A imagem de uma ilha, para mim que passei minha infância nos confins do sertão pernambucano, era tão pitoresca quanto a de um disco voador. De alguma forma, a ideia de uma porção de terra cercada de água por todos os lados era quase tão insólita quanto a de uma porção de material metálico extraterreste cercada pelo ar. Mas havia uma diferença: ao menos um disco voador comportava algum ser (talvez verde e viscoso, talvez cabeçudo com a ponta do dedo incandescente clamando ao telefone para voltar pra casa). Já uma ilha me remetia a um deserto, a algo desabitado (ou, quando muito, ocupado por uma palmeira-coqueiro ou uma ave ou lagarto quase pré-histórico).

Hoje desconheço algo que seja menos extraterrestre que uma ilha. O que alguns amigos que vivem em uma ilha no rio São Francisco (e com os quais tive o privilégio de passar largas temporadas) me disseram é que vivem num meio de rio, afogados na areia. São intraterrestres, poder-se-ia dizer. Habitam uma terra inconstante, que se move ao contato com a força das correntezas do rio. Longe de promover isolamento, uma ilha é pura conectividade: caminha ilha, caminha gente, mas não apenas. Me contaram também de uma sorte de seres invisíveis com os quais estão habituados a caminhar; é o caso das almas, por exemplo.
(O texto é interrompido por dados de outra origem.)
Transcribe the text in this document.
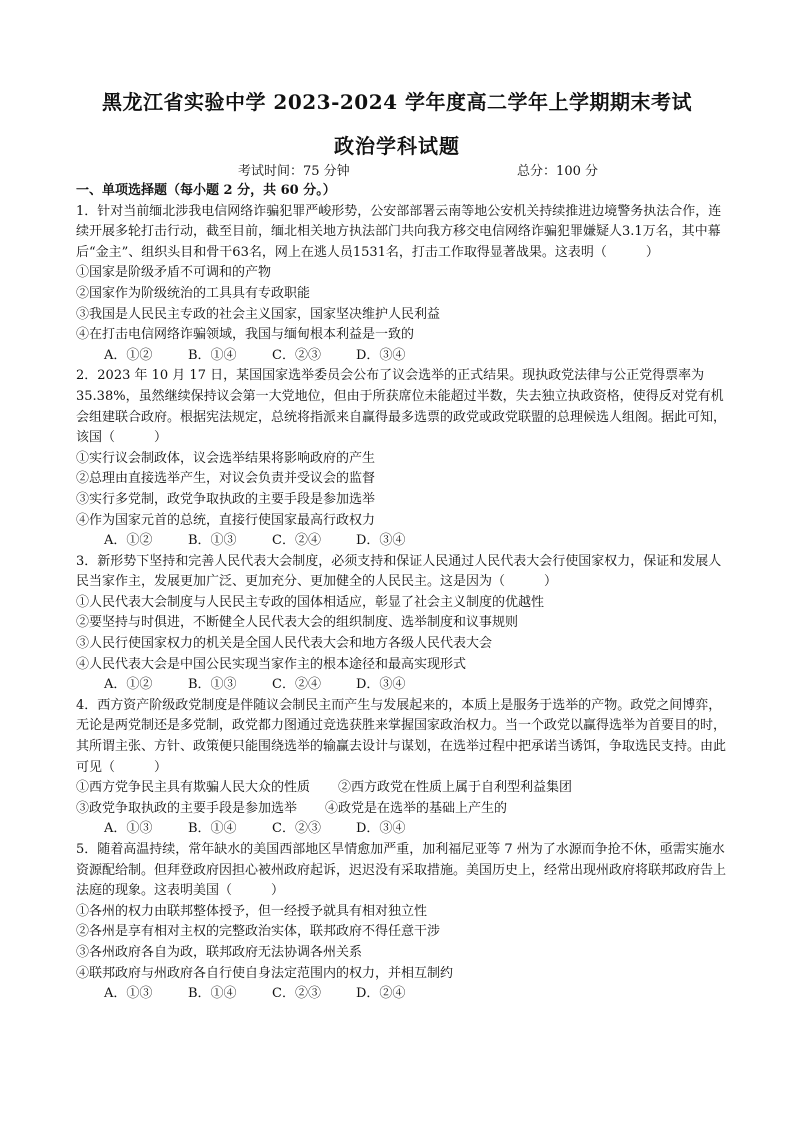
黑龙江省实验中学 2023-2024 学年度高二学年上学期期末考试
政治学科试题
考试时间：75 分钟	总分：100 分
一、单项选择题（每小题 2 分，共 60 分。）
1．针对当前缅北涉我电信网络诈骗犯罪严峻形势，公安部部署云南等地公安机关持续推进边境警务执法合作，连续开展多轮打击行动，截至目前，缅北相关地方执法部门共向我方移交电信网络诈骗犯罪嫌疑人3.1万名，其中幕后“金主”、组织头目和骨干63名，网上在逃人员1531名，打击工作取得显著战果。这表明（　　　）
①国家是阶级矛盾不可调和的产物
②国家作为阶级统治的工具具有专政职能
③我国是人民民主专政的社会主义国家，国家坚决维护人民利益
④在打击电信网络诈骗领域，我国与缅甸根本利益是一致的
A．①②	B．①④	C．②③	D．③④
2．2023 年 10 月 17 日，某国国家选举委员会公布了议会选举的正式结果。现执政党法律与公正党得票率为 35.38%，虽然继续保持议会第一大党地位，但由于所获席位未能超过半数，失去独立执政资格，使得反对党有机会组建联合政府。根据宪法规定，总统将指派来自赢得最多选票的政党或政党联盟的总理候选人组阁。据此可知，该国（　　　）
①实行议会制政体，议会选举结果将影响政府的产生
②总理由直接选举产生，对议会负责并受议会的监督
③实行多党制，政党争取执政的主要手段是参加选举
④作为国家元首的总统，直接行使国家最高行政权力
A．①②	B．①③	C．②④	D．③④
3．新形势下坚持和完善人民代表大会制度，必须支持和保证人民通过人民代表大会行使国家权力，保证和发展人民当家作主，发展更加广泛、更加充分、更加健全的人民民主。这是因为（　　　）
①人民代表大会制度与人民民主专政的国体相适应，彰显了社会主义制度的优越性
②要坚持与时俱进，不断健全人民代表大会的组织制度、选举制度和议事规则
③人民行使国家权力的机关是全国人民代表大会和地方各级人民代表大会
④人民代表大会是中国公民实现当家作主的根本途径和最高实现形式
A．①②	B．①③	C．②④	D．③④
4．西方资产阶级政党制度是伴随议会制民主而产生与发展起来的，本质上是服务于选举的产物。政党之间博弈，无论是两党制还是多党制，政党都力图通过竞选获胜来掌握国家政治权力。当一个政党以赢得选举为首要目的时，其所谓主张、方针、政策便只能围绕选举的输赢去设计与谋划，在选举过程中把承诺当诱饵，争取选民支持。由此可见（　　　）
①西方党争民主具有欺骗人民大众的性质 ②西方政党在性质上属于自利型利益集团
③政党争取执政的主要手段是参加选举 ④政党是在选举的基础上产生的
A．①③	B．①④	C．②③	D．③④
5．随着高温持续，常年缺水的美国西部地区旱情愈加严重，加利福尼亚等 7 州为了水源而争抢不休，亟需实施水资源配给制。但拜登政府因担心被州政府起诉，迟迟没有采取措施。美国历史上，经常出现州政府将联邦政府告上法庭的现象。这表明美国（　　　）
①各州的权力由联邦整体授予，但一经授予就具有相对独立性
②各州是享有相对主权的完整政治实体，联邦政府不得任意干涉
③各州政府各自为政，联邦政府无法协调各州关系
④联邦政府与州政府各自行使自身法定范围内的权力，并相互制约
A．①③	B．①④	C．②③	D．②④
Estamos em plena Quaresma e a coincidência temporal e sonora entre este tempo e a quarentena tem me feito pensar um bocado. Em especial, me faz pensar se o hábito de meus amigos da ilha de caminharem junto ao que não se pode ver não lhes dá uma certa vantagem sobre nós, em nossa obsessão com um certo materialismo pobre e pouco pragmático.

Na ilha, Quaresma é tempo de penitência, quando desde que se entendem por gente, homens e mulheres caminham três vezes por semana durante à noite para cuidar das almas que estão por ali. As mulheres saem no cordão das Alimentadeiras de Almas, os homens no cordão dos Penitentes. Neste ano, de forma inédita e sem precedentes, me informaram que, por conta da ameaça do vírus, acharam por bem “cancelar” os cordões.
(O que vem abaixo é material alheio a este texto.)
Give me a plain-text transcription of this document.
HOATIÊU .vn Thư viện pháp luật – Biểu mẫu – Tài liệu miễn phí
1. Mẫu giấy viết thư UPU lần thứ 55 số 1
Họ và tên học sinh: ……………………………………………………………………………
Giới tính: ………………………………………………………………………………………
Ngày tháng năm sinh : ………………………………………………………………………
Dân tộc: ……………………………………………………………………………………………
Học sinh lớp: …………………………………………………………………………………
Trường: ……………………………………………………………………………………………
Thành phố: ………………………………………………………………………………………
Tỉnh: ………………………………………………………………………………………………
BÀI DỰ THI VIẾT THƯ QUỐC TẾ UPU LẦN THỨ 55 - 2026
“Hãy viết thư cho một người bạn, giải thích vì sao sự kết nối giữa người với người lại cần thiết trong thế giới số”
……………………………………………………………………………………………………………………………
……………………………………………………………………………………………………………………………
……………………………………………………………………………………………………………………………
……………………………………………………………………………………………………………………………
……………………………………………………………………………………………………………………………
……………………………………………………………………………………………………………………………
“E as almas, como ficam?” — perguntei a uma delas.

“E eu sei?”, deu-me uma bela risada. Em seguida, já séria, completou: “Deus não quer da gente o impossível”. Disse ainda que não deixariam de rezar e acender velas, desde que de suas respectivas casas.

Esses dias recebi deles um vídeo de sua quarentena. Jovens e adultos brincavam de bola no terreiro em frente as casas, como tantas vezes vi suas crianças fazerem enquanto os mais velhos ocupavam-se em suas lutas laborais. Dias antes, recebi a informação de que haviam suspendido a travessia da ilha à terra-firme: só entram e saem moradores, quase todos parentes, desde seus próprios paquetes.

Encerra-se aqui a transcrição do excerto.